Imagine for a moment that you’re a real estate agent. Yes, allow yourself to fantasize about the typical agent’s glamorous life of buying car magnets, being awakened by text messages at 4 a.m. and sweeping the floors in a home you don’t own or even have listed. Heady stuff.
Now, imagine that you have just listed a home for sale, and it’s time to enter the home’s data into the Multiple Listing Service. Here’s where you have a chance to describe the home to prospective buyers and other agents. You have many questions to answer. One of the seemingly easy ones is “Number of bedrooms?”
That should be simple, right? Maybe not, I say. I have shown plenty of Lake Martin homes with floor plans that don’t exactly match up with the number in the “Bedrooms” field in the MLS data.
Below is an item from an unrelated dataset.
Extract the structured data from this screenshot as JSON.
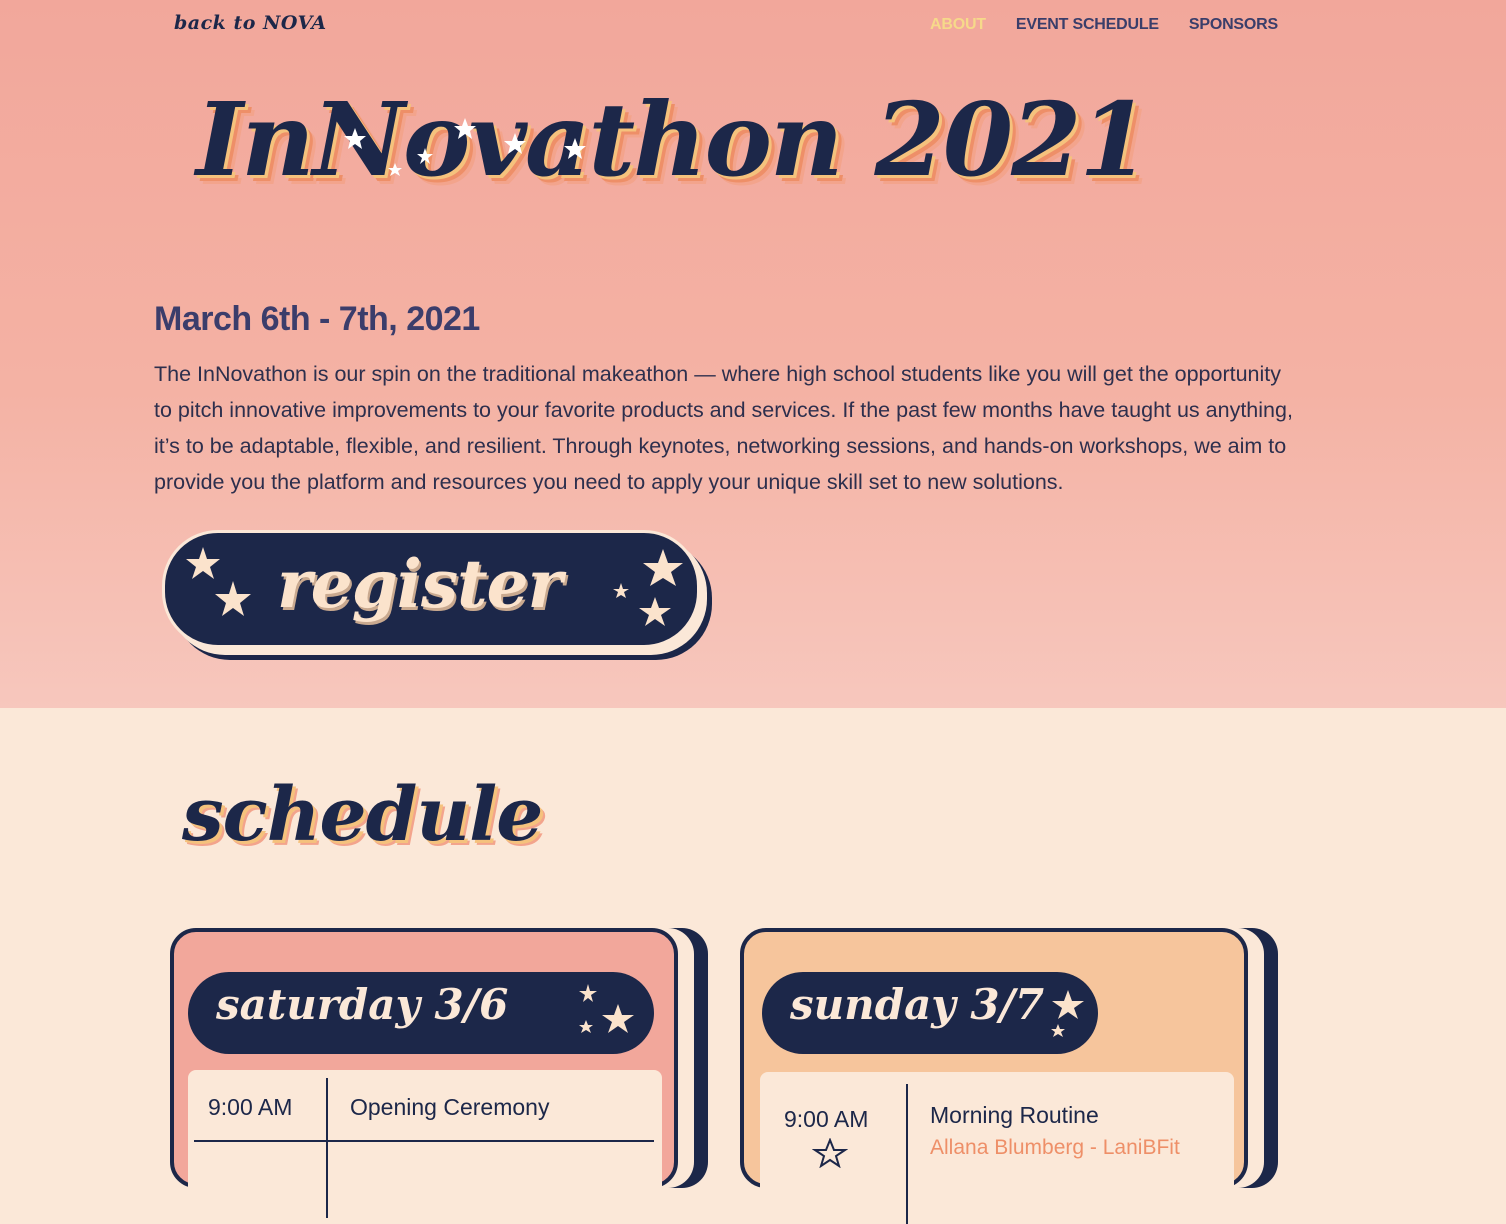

One example that I often hear from buyers is when a bedroom lacks a closet. Some go even as far as to claim that is a state law in Alabama (or their home state) that a room must have a closet in order to be called and advertised as a bedroom. Maybe that is so in other states, but I know of no such regulation in Alabama. In fact, most of the time, rules about home sale advertising are created and regulated by the local MLS, not the government. This means there are different rules in different areas within each state. The definition of a bedroom might differ from city to city.
Besides, what if the mom-closet room has an armoire? Does that count? An armoire can store extra socks and the trolling motor battery just as well as a closet.
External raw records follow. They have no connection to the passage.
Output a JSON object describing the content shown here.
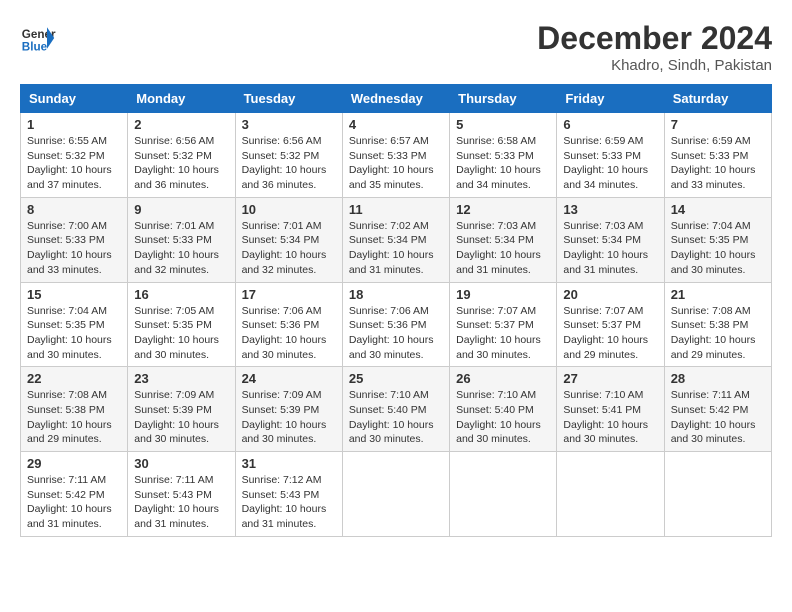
{
  "logo": {
    "general": "General",
    "blue": "Blue"
  },
  "header": {
    "month": "December 2024",
    "location": "Khadro, Sindh, Pakistan"
  },
  "weekdays": [
    "Sunday",
    "Monday",
    "Tuesday",
    "Wednesday",
    "Thursday",
    "Friday",
    "Saturday"
  ],
  "weeks": [
    [
      {
        "day": "1",
        "sunrise": "6:55 AM",
        "sunset": "5:32 PM",
        "daylight": "10 hours and 37 minutes."
      },
      {
        "day": "2",
        "sunrise": "6:56 AM",
        "sunset": "5:32 PM",
        "daylight": "10 hours and 36 minutes."
      },
      {
        "day": "3",
        "sunrise": "6:56 AM",
        "sunset": "5:32 PM",
        "daylight": "10 hours and 36 minutes."
      },
      {
        "day": "4",
        "sunrise": "6:57 AM",
        "sunset": "5:33 PM",
        "daylight": "10 hours and 35 minutes."
      },
      {
        "day": "5",
        "sunrise": "6:58 AM",
        "sunset": "5:33 PM",
        "daylight": "10 hours and 34 minutes."
      },
      {
        "day": "6",
        "sunrise": "6:59 AM",
        "sunset": "5:33 PM",
        "daylight": "10 hours and 34 minutes."
      },
      {
        "day": "7",
        "sunrise": "6:59 AM",
        "sunset": "5:33 PM",
        "daylight": "10 hours and 33 minutes."
      }
    ],
    [
      {
        "day": "8",
        "sunrise": "7:00 AM",
        "sunset": "5:33 PM",
        "daylight": "10 hours and 33 minutes."
      },
      {
        "day": "9",
        "sunrise": "7:01 AM",
        "sunset": "5:33 PM",
        "daylight": "10 hours and 32 minutes."
      },
      {
        "day": "10",
        "sunrise": "7:01 AM",
        "sunset": "5:34 PM",
        "daylight": "10 hours and 32 minutes."
      },
      {
        "day": "11",
        "sunrise": "7:02 AM",
        "sunset": "5:34 PM",
        "daylight": "10 hours and 31 minutes."
      },
      {
        "day": "12",
        "sunrise": "7:03 AM",
        "sunset": "5:34 PM",
        "daylight": "10 hours and 31 minutes."
      },
      {
        "day": "13",
        "sunrise": "7:03 AM",
        "sunset": "5:34 PM",
        "daylight": "10 hours and 31 minutes."
      },
      {
        "day": "14",
        "sunrise": "7:04 AM",
        "sunset": "5:35 PM",
        "daylight": "10 hours and 30 minutes."
      }
    ],
    [
      {
        "day": "15",
        "sunrise": "7:04 AM",
        "sunset": "5:35 PM",
        "daylight": "10 hours and 30 minutes."
      },
      {
        "day": "16",
        "sunrise": "7:05 AM",
        "sunset": "5:35 PM",
        "daylight": "10 hours and 30 minutes."
      },
      {
        "day": "17",
        "sunrise": "7:06 AM",
        "sunset": "5:36 PM",
        "daylight": "10 hours and 30 minutes."
      },
      {
        "day": "18",
        "sunrise": "7:06 AM",
        "sunset": "5:36 PM",
        "daylight": "10 hours and 30 minutes."
      },
      {
        "day": "19",
        "sunrise": "7:07 AM",
        "sunset": "5:37 PM",
        "daylight": "10 hours and 30 minutes."
      },
      {
        "day": "20",
        "sunrise": "7:07 AM",
        "sunset": "5:37 PM",
        "daylight": "10 hours and 29 minutes."
      },
      {
        "day": "21",
        "sunrise": "7:08 AM",
        "sunset": "5:38 PM",
        "daylight": "10 hours and 29 minutes."
      }
    ],
    [
      {
        "day": "22",
        "sunrise": "7:08 AM",
        "sunset": "5:38 PM",
        "daylight": "10 hours and 29 minutes."
      },
      {
        "day": "23",
        "sunrise": "7:09 AM",
        "sunset": "5:39 PM",
        "daylight": "10 hours and 30 minutes."
      },
      {
        "day": "24",
        "sunrise": "7:09 AM",
        "sunset": "5:39 PM",
        "daylight": "10 hours and 30 minutes."
      },
      {
        "day": "25",
        "sunrise": "7:10 AM",
        "sunset": "5:40 PM",
        "daylight": "10 hours and 30 minutes."
      },
      {
        "day": "26",
        "sunrise": "7:10 AM",
        "sunset": "5:40 PM",
        "daylight": "10 hours and 30 minutes."
      },
      {
        "day": "27",
        "sunrise": "7:10 AM",
        "sunset": "5:41 PM",
        "daylight": "10 hours and 30 minutes."
      },
      {
        "day": "28",
        "sunrise": "7:11 AM",
        "sunset": "5:42 PM",
        "daylight": "10 hours and 30 minutes."
      }
    ],
    [
      {
        "day": "29",
        "sunrise": "7:11 AM",
        "sunset": "5:42 PM",
        "daylight": "10 hours and 31 minutes."
      },
      {
        "day": "30",
        "sunrise": "7:11 AM",
        "sunset": "5:43 PM",
        "daylight": "10 hours and 31 minutes."
      },
      {
        "day": "31",
        "sunrise": "7:12 AM",
        "sunset": "5:43 PM",
        "daylight": "10 hours and 31 minutes."
      },
      null,
      null,
      null,
      null
    ]
  ]
}
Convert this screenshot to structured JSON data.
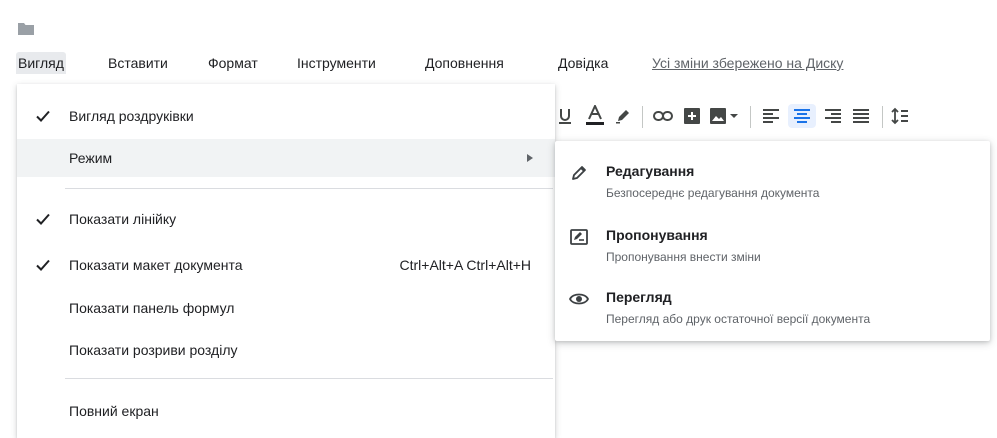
{
  "toolbar_icons": {
    "folder": "folder-icon",
    "underline": "underline-icon",
    "text_color": "text-color-icon",
    "highlight": "highlight-pen-icon",
    "link": "link-icon",
    "comment": "add-comment-icon",
    "image": "insert-image-icon",
    "align_left": "align-left-icon",
    "align_center": "align-center-icon",
    "align_right": "align-right-icon",
    "align_justify": "align-justify-icon",
    "line_spacing": "line-spacing-icon"
  },
  "menubar": {
    "items": [
      "Вигляд",
      "Вставити",
      "Формат",
      "Інструменти",
      "Доповнення",
      "Довідка"
    ],
    "save_status": "Усі зміни збережено на Диску"
  },
  "view_menu": {
    "print_layout": "Вигляд роздруківки",
    "mode": "Режим",
    "show_ruler": "Показати лінійку",
    "show_outline": "Показати макет документа",
    "shortcut": "Ctrl+Alt+A Ctrl+Alt+H",
    "show_equation_toolbar": "Показати панель формул",
    "show_section_breaks": "Показати розриви розділу",
    "full_screen": "Повний екран"
  },
  "mode_submenu": [
    {
      "title": "Редагування",
      "description": "Безпосереднє редагування документа",
      "icon": "pencil-icon"
    },
    {
      "title": "Пропонування",
      "description": "Пропонування внести зміни",
      "icon": "suggest-edit-icon"
    },
    {
      "title": "Перегляд",
      "description": "Перегляд або друк остаточної версії документа",
      "icon": "eye-icon"
    }
  ],
  "colors": {
    "text_color_underline": "#202124",
    "active_button_bg": "#e8f0fe",
    "active_icon": "#1a73e8",
    "hover_row": "#f1f3f4"
  }
}
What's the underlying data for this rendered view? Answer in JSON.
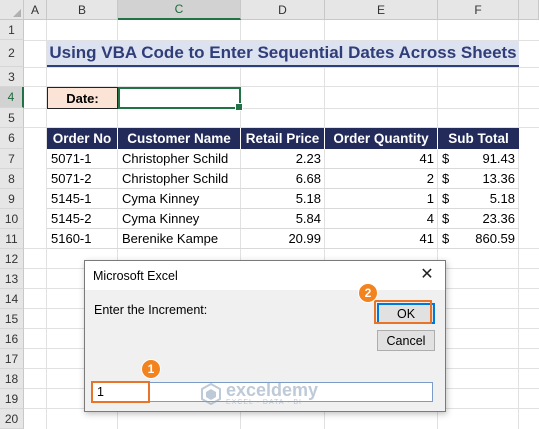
{
  "sheet": {
    "columns": [
      "A",
      "B",
      "C",
      "D",
      "E",
      "F"
    ],
    "selected_column": "C",
    "rows": [
      "1",
      "2",
      "3",
      "4",
      "5",
      "6",
      "7",
      "8",
      "9",
      "10",
      "11",
      "12",
      "13",
      "14",
      "15",
      "16",
      "17",
      "18",
      "19",
      "20"
    ],
    "selected_row": "4"
  },
  "title": "Using VBA Code to Enter Sequential Dates Across Sheets",
  "date_label": "Date:",
  "date_value": "",
  "table": {
    "headers": [
      "Order No",
      "Customer Name",
      "Retail Price",
      "Order Quantity",
      "Sub Total"
    ],
    "rows": [
      {
        "order": "5071-1",
        "customer": "Christopher Schild",
        "price": "2.23",
        "qty": "41",
        "cur": "$",
        "sub": "91.43"
      },
      {
        "order": "5071-2",
        "customer": "Christopher Schild",
        "price": "6.68",
        "qty": "2",
        "cur": "$",
        "sub": "13.36"
      },
      {
        "order": "5145-1",
        "customer": "Cyma Kinney",
        "price": "5.18",
        "qty": "1",
        "cur": "$",
        "sub": "5.18"
      },
      {
        "order": "5145-2",
        "customer": "Cyma Kinney",
        "price": "5.84",
        "qty": "4",
        "cur": "$",
        "sub": "23.36"
      },
      {
        "order": "5160-1",
        "customer": "Berenike Kampe",
        "price": "20.99",
        "qty": "41",
        "cur": "$",
        "sub": "860.59"
      }
    ]
  },
  "dialog": {
    "title": "Microsoft Excel",
    "close_glyph": "✕",
    "prompt": "Enter the Increment:",
    "ok_label": "OK",
    "cancel_label": "Cancel",
    "input_value": "1"
  },
  "badges": {
    "one": "1",
    "two": "2"
  },
  "watermark": {
    "name": "exceldemy",
    "tagline": "EXCEL · DATA · BI"
  },
  "colors": {
    "accent": "#217346",
    "title_text": "#2f3d78",
    "header_bg": "#222b5a",
    "highlight": "#e8742a"
  }
}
Another one I hear is that a bedroom has to have windows. Really? I’ve seen plenty of houses built over two stories or with finished-out basements. Oftentimes, when some extra space is found, a room might be finished out in the interior of the floor plan. Without windows of any sort, these rooms are probably the darkest and quietest and easiest sleeping rooms in the home. Call me crazy, but it sounds like a bedroom to me.
Plenty of homes around Lake Martin have been added to over the years. Seeking space, homeowners have enlarged their homes in unique ways. Some of these homes’ bedrooms can only be accessed by walking through other bedrooms. That’s right, there are four walls and maybe a couple of beds and nightstands. But if you have to walk through one bedroom to get to it, does it count as a bedroom? It’s a gray area, I think.
So maybe a bedroom is just simply where people sleep, regardless of how they get there or whether or not there’s a closet. In that case, converted screened porches count. You see this especially in older cabins. Desperate for sleeping space, guests (usually the kids) get relegated to sleeping on couches or futons in an area that used to be a screened porch. For that matter, I know plenty of Lake Martin homeowners who still sleep on their outdoor screened porches, weather permitting.
In my view, when looking at a lake home, the question, “How many bedrooms does it have?” is much less important than, “How many people will it sleep?” I’m more interested in how many friends and family can pack in for a fun long weekend. Just how many bodies can enjoy a 4th of July barbecue there? Because that’s what the lake is about. It’s not for each person to be able to retreat behind four walls and stare at a screen.
They can do that back home in the city.